A ideia é a criação de um documento digital em que o certificado de vacinação e o certificado de testagem possam ser apresentados alternativamente – isto é, pessoas não vacinadas poderiam recorrer também à testagem para entrar em locais que exigissem o documento.
Segundo Portinho, o próprio Executivo – por meio dos ministérios da Saúde e do Turismo – foi inicialmente receptivo à ideia do passaporte da vacina. “Eles apoiaram o projeto. O Ministério da Saúde inclusive atualizou o ConectaSUS para incluir o QR code e a tradução para outras línguas. A gente já tem a ferramenta. Falta apenas a legislação que embase seu uso”, diz.
Posteriormente, no entanto, o presidente Jair Bolsonaro se posicionou contra a proposta. “Infelizmente, depois da aprovação no Senado, o presidente, talvez mal aconselhado, e ignorando o texto da lei, disse que vetaria o projeto, por acreditar que ele obrigaria a vacinação. E em nenhuma linha o projeto obriga a vacinação, tanto é que ele permite a testagem negativa como meio de prova”, diz.
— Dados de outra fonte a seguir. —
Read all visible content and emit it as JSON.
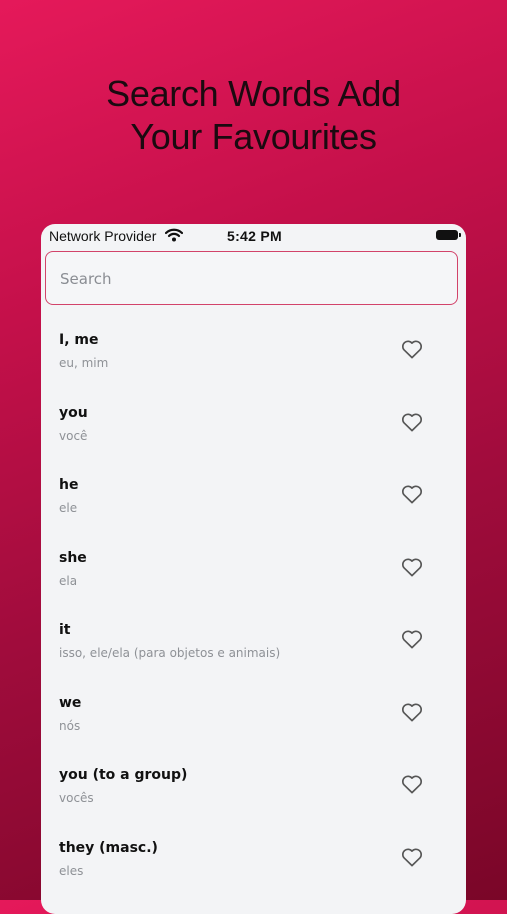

O deputado Diego Garcia (Podemos-PR), que tem atuado contra a aprovação do passaporte da vacina em território nacional, critica o argumento sobre a possibilidade da testagem como alternativa à vacinação. Ele aponta a dificuldade de acesso aos exames – o RT-PCR (molecular), por exemplo, pode chegar a custar até R$ 200 – e o fato de o teste ser especialmente incômodo para algumas faixas etárias. “Será que ele já viu o trauma para as crianças, por exemplo, fazerem teste de Covid?”, questiona Garcia.
Temor geopolítico também está envolvido no pleito contra passaporte da vacina
Deputados contrários ao passaporte da vacina argumentam que ele fere o direito fundamental da liberdade de locomoção, discrimina pessoas que temem tomar a vacina por conta de eventuais efeitos colaterais e cria uma espécie de “apartheid” em território nacional.
Mas, além dessas preocupações, também há um temor geopolítico envolvido no pleito dos parlamentares. Alguns deles acreditam que o passaporte da vacina faz parte de uma estratégia de controle social em escala global.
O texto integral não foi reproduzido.